More than 200 stone points found at a site called Kathu Pan 1 display modifications and damage consistent with having been attached to spear handles and hurled at animal prey such as springbok, say Jayne Wilkins, an anthropologist at the University of Toronto, and her colleagues.
“These were close-range weapons, either thrusting spears or spears thrown from fairly short distances,” Wilkins says.
A description of the South African spear points appears in the Nov. 16 Science.
Human ancestors were regularly killing game by 780,000 years ago in the Middle East, as evidenced by remains of butchered deer carcasses. Until now, the earliest stone spear tips came from a Neandertal site in France dating to between 300,000 and 200,000 years ago. Wooden spears from 400,000 years ago have been found among the remains of butchered horses in Germany (SN: 3/1/97, p. 134).
Wilkins’ team determined an approximate age for the Kathu Pan 1 discoveries using a soil analysis method that estimates the time since artifacts were buried.
If the half-million-year-old age for the spear tips holds up, “the conclusion that Neandertals and Homo sapiens shared whatever mental abilities undergird hafted stone-tool technology seems reasonable,” remarks archaeologist John Shea of Stony Brook University in New York.

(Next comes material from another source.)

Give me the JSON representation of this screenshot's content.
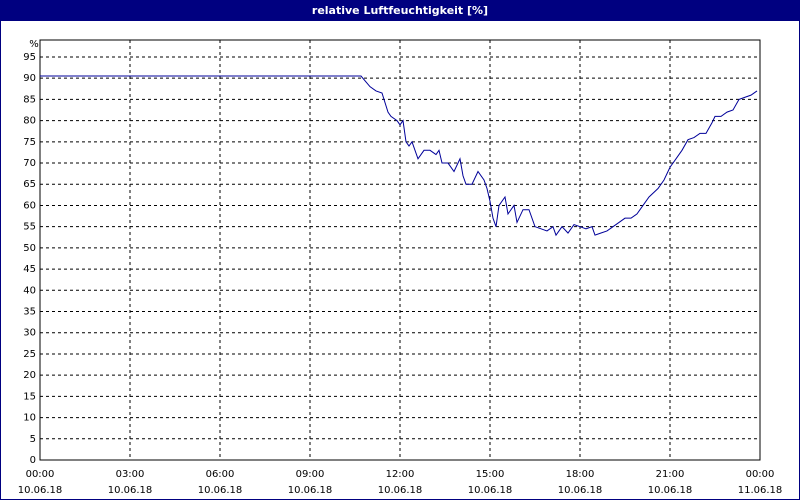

Wilkins’ investigation follows a report that humans at South Africa’s Pinnacle Point caves used spear throwers or bows to launch projectiles tipped with tiny stone blades at least 71,000 years ago (SN Online: 11/17/12).
The two sets of finds “document a two-step process of projectile weapon evolution that ultimately allowed modern humans to conquer the planet,” says archaeologist Curtis Marean of Arizona State University in Tempe. Marean directs Pinnacle Point excavations.

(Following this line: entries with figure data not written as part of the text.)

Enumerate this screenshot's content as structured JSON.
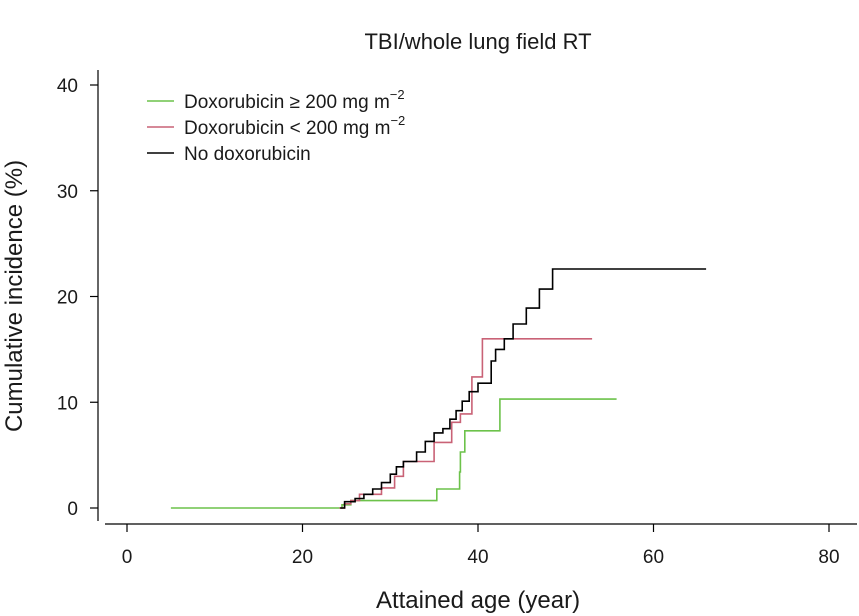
{
  "chart_data": {
    "type": "line",
    "title": "TBI/whole lung field RT",
    "xlabel": "Attained age (year)",
    "ylabel": "Cumulative incidence (%)",
    "xlim": [
      0,
      80
    ],
    "ylim": [
      0,
      40
    ],
    "x_ticks": [
      0,
      20,
      40,
      60,
      80
    ],
    "y_ticks": [
      0,
      10,
      20,
      30,
      40
    ],
    "grid": false,
    "legend_position": "top-left",
    "series": [
      {
        "name": "Doxorubicin ≥ 200 mg m",
        "name_sup": "−2",
        "color": "#6cc24a",
        "step": true,
        "x": [
          5,
          24.5,
          25.5,
          35.2,
          35.3,
          37.9,
          38.0,
          38.5,
          42.5,
          55.8
        ],
        "y": [
          0,
          0.3,
          0.7,
          0.7,
          1.8,
          3.4,
          5.3,
          7.3,
          10.3,
          10.3
        ]
      },
      {
        "name": "Doxorubicin < 200 mg m",
        "name_sup": "−2",
        "color": "#c96276",
        "step": true,
        "x": [
          24.2,
          24.8,
          25.5,
          26.5,
          29.0,
          30.5,
          31.5,
          33.5,
          35.0,
          37.0,
          38.0,
          39.3,
          40.5,
          53.0
        ],
        "y": [
          0,
          0.4,
          0.7,
          1.3,
          1.9,
          3.0,
          4.4,
          4.4,
          6.2,
          8.1,
          8.9,
          12.4,
          16.0,
          16.0
        ]
      },
      {
        "name": "No doxorubicin",
        "name_sup": "",
        "color": "#000000",
        "step": true,
        "x": [
          24.3,
          24.8,
          26.0,
          27.0,
          28.0,
          29.0,
          30.0,
          30.7,
          31.5,
          33.0,
          34.0,
          35.0,
          36.0,
          36.8,
          37.5,
          38.2,
          39.0,
          40.0,
          41.5,
          42.0,
          43.0,
          44.0,
          45.5,
          47.0,
          48.5,
          66.0
        ],
        "y": [
          0,
          0.6,
          0.9,
          1.3,
          1.8,
          2.4,
          3.2,
          3.9,
          4.4,
          5.3,
          6.3,
          7.1,
          7.5,
          8.4,
          9.2,
          10.1,
          11.0,
          11.8,
          13.9,
          15.0,
          16.0,
          17.4,
          18.9,
          20.7,
          22.6,
          22.6
        ]
      }
    ]
  }
}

He suggests that a common ancestor of humans and Neandertals began heaving stone-tipped spears at animals by a half-million years ago, but it wasn’t until much later that Stone Age people figured out how to make devices such as spear throwers that hurl weapons farther, harder and more accurately.

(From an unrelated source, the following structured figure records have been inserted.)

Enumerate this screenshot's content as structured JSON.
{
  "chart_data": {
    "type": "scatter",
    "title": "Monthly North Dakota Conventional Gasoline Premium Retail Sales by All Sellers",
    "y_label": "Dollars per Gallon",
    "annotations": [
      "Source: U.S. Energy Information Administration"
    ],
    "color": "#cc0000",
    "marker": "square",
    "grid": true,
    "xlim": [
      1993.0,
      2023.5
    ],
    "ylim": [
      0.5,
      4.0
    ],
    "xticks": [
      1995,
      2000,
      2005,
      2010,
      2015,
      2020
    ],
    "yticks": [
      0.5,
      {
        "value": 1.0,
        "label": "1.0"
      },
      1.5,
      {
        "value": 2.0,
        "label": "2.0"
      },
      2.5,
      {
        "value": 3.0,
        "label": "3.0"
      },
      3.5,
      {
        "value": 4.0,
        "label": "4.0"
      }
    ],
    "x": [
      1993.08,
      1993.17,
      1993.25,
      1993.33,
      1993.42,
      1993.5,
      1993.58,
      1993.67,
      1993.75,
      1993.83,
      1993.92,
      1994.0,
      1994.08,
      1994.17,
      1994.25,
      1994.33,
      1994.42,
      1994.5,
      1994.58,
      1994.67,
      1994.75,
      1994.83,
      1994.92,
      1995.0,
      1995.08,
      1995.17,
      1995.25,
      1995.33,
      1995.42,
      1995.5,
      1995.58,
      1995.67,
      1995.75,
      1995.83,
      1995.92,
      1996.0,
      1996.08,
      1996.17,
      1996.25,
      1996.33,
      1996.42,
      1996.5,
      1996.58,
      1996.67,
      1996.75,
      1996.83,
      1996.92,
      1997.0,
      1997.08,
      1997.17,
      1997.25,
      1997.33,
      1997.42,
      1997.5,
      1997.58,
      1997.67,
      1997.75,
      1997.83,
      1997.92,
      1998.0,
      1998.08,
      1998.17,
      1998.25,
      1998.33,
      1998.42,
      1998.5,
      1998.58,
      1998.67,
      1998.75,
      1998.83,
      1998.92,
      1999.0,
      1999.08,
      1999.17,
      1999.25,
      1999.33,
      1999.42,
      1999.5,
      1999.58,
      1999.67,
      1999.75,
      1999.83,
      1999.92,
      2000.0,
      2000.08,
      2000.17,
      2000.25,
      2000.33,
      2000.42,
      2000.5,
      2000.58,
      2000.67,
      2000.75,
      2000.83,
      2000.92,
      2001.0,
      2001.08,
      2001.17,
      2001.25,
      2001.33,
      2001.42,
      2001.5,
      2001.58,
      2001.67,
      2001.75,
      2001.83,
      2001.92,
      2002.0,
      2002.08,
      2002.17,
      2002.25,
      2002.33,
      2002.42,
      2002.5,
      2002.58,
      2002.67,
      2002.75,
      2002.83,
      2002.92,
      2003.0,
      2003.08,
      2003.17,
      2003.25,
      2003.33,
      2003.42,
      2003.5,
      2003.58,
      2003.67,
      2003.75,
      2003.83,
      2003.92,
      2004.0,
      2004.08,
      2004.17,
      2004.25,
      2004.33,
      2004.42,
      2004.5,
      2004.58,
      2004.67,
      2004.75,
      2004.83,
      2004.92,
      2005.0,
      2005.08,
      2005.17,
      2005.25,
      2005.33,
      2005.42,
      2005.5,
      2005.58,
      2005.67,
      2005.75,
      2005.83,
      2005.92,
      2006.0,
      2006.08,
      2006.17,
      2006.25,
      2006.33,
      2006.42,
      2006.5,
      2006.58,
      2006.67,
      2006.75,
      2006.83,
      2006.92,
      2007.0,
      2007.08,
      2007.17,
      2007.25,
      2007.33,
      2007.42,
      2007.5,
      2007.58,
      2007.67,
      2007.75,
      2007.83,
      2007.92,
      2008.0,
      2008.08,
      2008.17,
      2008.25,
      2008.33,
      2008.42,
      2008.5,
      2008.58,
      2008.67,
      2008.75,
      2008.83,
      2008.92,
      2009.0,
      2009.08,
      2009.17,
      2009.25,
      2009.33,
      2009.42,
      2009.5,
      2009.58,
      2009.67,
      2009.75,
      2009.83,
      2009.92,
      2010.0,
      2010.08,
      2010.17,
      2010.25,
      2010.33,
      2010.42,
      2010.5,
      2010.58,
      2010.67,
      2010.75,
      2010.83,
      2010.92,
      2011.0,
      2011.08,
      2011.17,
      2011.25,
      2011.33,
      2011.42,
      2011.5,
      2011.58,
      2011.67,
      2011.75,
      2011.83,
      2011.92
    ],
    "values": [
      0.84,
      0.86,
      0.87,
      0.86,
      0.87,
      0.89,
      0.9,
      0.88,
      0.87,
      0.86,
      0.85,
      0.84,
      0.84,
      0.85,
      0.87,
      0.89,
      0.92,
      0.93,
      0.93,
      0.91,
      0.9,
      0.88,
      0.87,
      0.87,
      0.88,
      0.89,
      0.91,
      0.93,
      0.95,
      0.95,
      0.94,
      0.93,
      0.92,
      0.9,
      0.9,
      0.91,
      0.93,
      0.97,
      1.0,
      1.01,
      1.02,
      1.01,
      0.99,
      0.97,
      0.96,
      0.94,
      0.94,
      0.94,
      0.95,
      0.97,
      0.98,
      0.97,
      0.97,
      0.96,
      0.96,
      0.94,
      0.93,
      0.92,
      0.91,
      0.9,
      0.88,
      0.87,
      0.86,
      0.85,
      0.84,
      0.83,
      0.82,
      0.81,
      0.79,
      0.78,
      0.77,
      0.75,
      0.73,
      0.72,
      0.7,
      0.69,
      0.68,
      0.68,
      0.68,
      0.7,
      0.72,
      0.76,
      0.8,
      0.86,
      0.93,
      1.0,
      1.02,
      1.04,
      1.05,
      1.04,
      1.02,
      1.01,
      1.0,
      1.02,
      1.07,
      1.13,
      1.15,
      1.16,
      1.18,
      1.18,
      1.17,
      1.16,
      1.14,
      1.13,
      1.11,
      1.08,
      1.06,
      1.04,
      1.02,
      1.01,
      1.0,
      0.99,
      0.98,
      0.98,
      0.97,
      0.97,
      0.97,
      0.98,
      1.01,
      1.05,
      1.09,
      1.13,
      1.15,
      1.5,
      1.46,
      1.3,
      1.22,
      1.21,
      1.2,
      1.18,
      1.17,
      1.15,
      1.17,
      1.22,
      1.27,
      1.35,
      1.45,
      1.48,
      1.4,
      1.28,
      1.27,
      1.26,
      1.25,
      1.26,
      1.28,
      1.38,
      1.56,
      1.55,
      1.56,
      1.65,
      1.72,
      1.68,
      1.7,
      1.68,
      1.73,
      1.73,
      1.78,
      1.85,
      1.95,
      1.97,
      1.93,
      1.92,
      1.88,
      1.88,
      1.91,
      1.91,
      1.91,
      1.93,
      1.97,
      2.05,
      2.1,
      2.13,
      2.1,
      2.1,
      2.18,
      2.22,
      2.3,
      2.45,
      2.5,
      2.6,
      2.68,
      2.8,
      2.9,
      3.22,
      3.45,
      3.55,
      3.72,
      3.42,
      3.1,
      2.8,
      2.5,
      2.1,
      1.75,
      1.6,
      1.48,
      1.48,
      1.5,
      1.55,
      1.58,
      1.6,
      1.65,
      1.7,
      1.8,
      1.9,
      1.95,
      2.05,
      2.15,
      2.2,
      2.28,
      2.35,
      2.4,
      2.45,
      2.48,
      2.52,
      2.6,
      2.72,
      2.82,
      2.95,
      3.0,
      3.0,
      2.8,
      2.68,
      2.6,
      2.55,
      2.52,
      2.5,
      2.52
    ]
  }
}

Fractures on the business ends of the Kathu Pan 1 stone points and intentional shaping of some of their bases indicate that these implements were spear tips. Wilkins’ team made replicas of the stone artifacts and attached them to the ends of wooden dowels using Acacia resin and animal sinews. Experimenters fired these makeshift spears into two springbok carcasses using a calibrated crossbow that simulated the force used by an adult spear thrower.
After repeated impacts, damage to the replicas looked much like that on Kathu Pan 1 stone points, Wilkins says.